Le statut fiduciaire est généralement limité à un cadre supérieur, supérieur, clé ou cadre supérieur qui est responsable de guider les affaires commerciales de l’employeur et nécessairement impliqué dans le processus de prise de décision. Toutefois, la juge Romaine a également fait remarquer que les tribunaux de l’Alberta ont reconnu une approche plus large lorsqu’un employé de niveau inférieur peut être considéré comme un fiduciaire. Dans ces cas, la vulnérabilité de l’employeur à la concurrence déloyale de l’employé peut donner lieu à une relation fiduciaire ad hoc. Elle a conclu que cette relation existait potentiellement entre People Corporation et l’un des anciens employés de LQBC, M. Patterson.
M. Patterson à titre de fiduciaire ad hoc
Le juge Romaine a conclu que M. Patterson était un conseiller en ventes et un directeur de comptes, qu’il n’avait pas la possibilité d’exercer un pouvoir discrétionnaire ou un pouvoir, qu’il ne pouvait pas exercer unilatéralement le pouvoir, qu’il n’était pas responsable de guider les affaires commerciales de People Corporation et qu’il ne participait pas au processus décisionnel. Néanmoins, la juge Romaine a reconnu que même si M. Patterson ne serait pas normalement considéré comme un employé fiduciaire, People Corporation, de par la nature de son entreprise, était particulièrement vulnérable à la perte en sollicitant les affaires de ses clients et a reconnu un style d’obligation fiduciaire ad hoc potentielle compte tenu des relations étroites de M. Patterson avec les clients. 1 Le tribunal a accordé une injonction limitée limitant sa sollicitation des clients de People Corporation jusqu’en février 2025, un an après sa démission.
En revanche, Mme Metez et Mme Archer, toutes deux gestionnaires de comptes chevronnées, n’ont pas été jugées être des employées fiduciaires. Mme Metez avait des relations avec beaucoup moins de clients que M. Patterson, avait peu (voire aucune) marge de manœuvre pour l’exercice du pouvoir discrétionnaire ou du pouvoir et ne s’engageait pas à agir dans l’intérêt supérieur de People Corporation. De même, Mme Archer n’était pas une employée chevronnée.
Implications juridiques
Cette décision met en lumière plusieurs considérations clés pour les employeurs concernant les clauses restrictives :
- Rédaction d’ententes claires et raisonnables : Les tribunaux n’appliqueront pas de clauses restrictives ambiguës ou trop larges. Les employeurs doivent s’assurer que ces clauses sont spécifiques, raisonnables et clairement liées à un intérêt commercial légitime.

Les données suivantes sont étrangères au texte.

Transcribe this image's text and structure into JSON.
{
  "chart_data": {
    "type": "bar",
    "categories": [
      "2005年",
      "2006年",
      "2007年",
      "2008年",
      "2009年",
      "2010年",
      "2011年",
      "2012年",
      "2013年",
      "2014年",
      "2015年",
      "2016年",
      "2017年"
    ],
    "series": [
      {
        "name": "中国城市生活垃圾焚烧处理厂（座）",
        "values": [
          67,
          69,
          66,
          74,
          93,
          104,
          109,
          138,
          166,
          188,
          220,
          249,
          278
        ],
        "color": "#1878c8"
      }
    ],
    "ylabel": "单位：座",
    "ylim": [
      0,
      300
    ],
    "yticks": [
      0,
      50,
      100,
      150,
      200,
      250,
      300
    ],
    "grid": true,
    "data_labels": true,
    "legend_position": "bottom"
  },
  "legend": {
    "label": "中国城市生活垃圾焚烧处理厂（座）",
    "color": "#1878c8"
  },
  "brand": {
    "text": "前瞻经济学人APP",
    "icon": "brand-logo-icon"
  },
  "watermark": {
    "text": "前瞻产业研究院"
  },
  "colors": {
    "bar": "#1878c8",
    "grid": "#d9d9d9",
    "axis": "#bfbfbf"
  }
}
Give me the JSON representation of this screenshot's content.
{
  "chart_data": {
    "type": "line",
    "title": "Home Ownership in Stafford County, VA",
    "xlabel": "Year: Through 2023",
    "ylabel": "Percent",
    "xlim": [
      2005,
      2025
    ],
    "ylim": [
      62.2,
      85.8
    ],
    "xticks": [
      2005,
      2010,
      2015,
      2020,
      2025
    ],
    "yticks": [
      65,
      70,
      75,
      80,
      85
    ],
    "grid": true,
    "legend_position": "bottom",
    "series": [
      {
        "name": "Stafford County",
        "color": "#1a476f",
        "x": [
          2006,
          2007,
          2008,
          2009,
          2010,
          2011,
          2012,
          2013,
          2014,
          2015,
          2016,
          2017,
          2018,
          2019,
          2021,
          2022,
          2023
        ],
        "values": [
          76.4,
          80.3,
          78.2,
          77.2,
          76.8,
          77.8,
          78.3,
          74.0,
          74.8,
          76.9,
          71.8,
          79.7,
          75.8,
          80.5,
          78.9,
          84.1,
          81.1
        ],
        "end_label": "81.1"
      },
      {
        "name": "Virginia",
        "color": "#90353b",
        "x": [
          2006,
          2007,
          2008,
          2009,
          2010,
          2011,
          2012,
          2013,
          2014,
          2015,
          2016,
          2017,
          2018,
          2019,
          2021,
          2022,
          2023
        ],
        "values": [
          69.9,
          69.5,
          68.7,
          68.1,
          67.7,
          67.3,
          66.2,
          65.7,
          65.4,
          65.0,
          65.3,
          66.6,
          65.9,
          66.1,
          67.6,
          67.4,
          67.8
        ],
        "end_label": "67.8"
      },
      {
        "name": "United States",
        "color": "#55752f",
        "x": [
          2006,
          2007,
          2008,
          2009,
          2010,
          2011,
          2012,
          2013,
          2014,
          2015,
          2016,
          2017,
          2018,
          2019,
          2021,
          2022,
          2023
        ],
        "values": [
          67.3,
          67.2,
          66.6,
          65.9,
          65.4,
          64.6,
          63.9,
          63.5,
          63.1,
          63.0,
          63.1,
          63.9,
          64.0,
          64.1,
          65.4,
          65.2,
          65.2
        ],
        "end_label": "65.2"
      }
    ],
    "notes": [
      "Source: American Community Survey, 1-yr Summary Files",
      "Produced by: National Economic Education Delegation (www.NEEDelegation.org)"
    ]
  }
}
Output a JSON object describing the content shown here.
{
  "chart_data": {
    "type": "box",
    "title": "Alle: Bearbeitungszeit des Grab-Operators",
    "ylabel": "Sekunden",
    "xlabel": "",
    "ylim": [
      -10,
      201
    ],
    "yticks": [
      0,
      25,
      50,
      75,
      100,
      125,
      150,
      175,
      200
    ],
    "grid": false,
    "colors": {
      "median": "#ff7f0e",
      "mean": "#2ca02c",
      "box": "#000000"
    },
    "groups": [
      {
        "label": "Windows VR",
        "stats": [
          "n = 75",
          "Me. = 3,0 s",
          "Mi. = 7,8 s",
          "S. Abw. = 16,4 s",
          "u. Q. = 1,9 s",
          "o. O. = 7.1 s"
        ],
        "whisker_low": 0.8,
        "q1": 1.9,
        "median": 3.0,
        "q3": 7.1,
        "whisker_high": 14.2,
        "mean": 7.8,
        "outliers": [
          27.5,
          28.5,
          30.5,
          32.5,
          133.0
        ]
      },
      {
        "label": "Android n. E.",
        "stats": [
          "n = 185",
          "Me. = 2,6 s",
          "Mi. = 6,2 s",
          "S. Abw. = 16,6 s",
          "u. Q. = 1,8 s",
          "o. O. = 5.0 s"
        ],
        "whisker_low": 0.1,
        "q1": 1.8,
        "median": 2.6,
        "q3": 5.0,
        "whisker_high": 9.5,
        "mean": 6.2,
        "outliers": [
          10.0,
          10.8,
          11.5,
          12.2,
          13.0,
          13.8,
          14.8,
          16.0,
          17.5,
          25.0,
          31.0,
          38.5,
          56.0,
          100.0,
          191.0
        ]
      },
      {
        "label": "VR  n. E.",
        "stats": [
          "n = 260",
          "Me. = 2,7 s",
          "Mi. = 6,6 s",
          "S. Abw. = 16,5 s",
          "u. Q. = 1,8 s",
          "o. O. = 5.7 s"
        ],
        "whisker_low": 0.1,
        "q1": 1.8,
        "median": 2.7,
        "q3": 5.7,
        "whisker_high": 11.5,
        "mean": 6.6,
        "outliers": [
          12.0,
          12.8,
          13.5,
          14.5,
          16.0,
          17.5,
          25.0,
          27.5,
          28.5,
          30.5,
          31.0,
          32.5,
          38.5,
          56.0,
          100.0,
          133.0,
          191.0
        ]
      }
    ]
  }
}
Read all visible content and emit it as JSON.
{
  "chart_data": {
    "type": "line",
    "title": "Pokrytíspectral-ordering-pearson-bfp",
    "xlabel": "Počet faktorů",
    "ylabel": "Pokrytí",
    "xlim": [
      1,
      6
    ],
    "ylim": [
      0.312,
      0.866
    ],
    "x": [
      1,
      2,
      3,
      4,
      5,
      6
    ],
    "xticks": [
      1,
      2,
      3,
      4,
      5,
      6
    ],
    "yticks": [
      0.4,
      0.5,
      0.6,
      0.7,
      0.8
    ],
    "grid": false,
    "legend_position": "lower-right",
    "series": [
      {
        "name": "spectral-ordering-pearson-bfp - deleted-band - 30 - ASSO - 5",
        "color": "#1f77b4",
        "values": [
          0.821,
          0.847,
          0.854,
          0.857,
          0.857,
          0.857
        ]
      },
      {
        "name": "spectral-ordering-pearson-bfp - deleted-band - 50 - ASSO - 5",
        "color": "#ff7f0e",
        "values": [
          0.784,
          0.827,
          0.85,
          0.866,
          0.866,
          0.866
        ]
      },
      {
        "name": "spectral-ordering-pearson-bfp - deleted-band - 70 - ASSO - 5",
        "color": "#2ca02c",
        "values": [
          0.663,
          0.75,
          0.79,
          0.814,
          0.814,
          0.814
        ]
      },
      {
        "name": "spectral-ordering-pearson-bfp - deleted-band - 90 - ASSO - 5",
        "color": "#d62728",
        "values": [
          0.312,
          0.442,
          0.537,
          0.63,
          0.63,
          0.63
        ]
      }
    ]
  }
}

- Ententes hybrides : Lorsque les clauses restrictives sont liées à la fois à la vente d’une entreprise et à une relation d’emploi, les tribunaux peuvent appliquer des normes de droit du travail plus strictes pour évaluer leur applicabilité.
- Obligations fiduciaires : Les employés qui occupent des postes de confiance ou d’influence peuvent avoir des obligations fiduciaires envers leur employeur, même en l’absence de clauses restrictives explicites. Une relation fiduciaire ad hoc peut également survenir dans des circonstances où l’employeur est particulièrement vulnérable à la concurrence déloyale de l’employé, même lorsque l’employé n’est pas un cadre, un cadre supérieur ou un employé « clé ».
Conclusion
L’affaire People Corporation c. Quinn est un précédent précieux pour naviguer dans les complexités juridiques des clauses restrictives et des obligations post-propriété et post-emploi. Il souligne l’importance d’une rédaction précise et d’une approche équilibrée pour protéger les intérêts commerciaux sans restreindre indûment les droits des employés. Pour les employeurs, cette affaire sert de rappel pour examiner et peaufiner les conventions d’emploi et les politiques afin d’appuyer la position que l’employeur prévoit adopter à l’égard des employés qui quittent le pays et de résister à un examen judiciaire.
1 Comme il s’agissait d’une demande d’injonction provisoire en attendant son procès, le tribunal n’a pas décidé si M. Patterson était un employé fiduciaire, mais il a plutôt décidé que People Corporation avait établi une solide cause principale qu’il aurait pu être.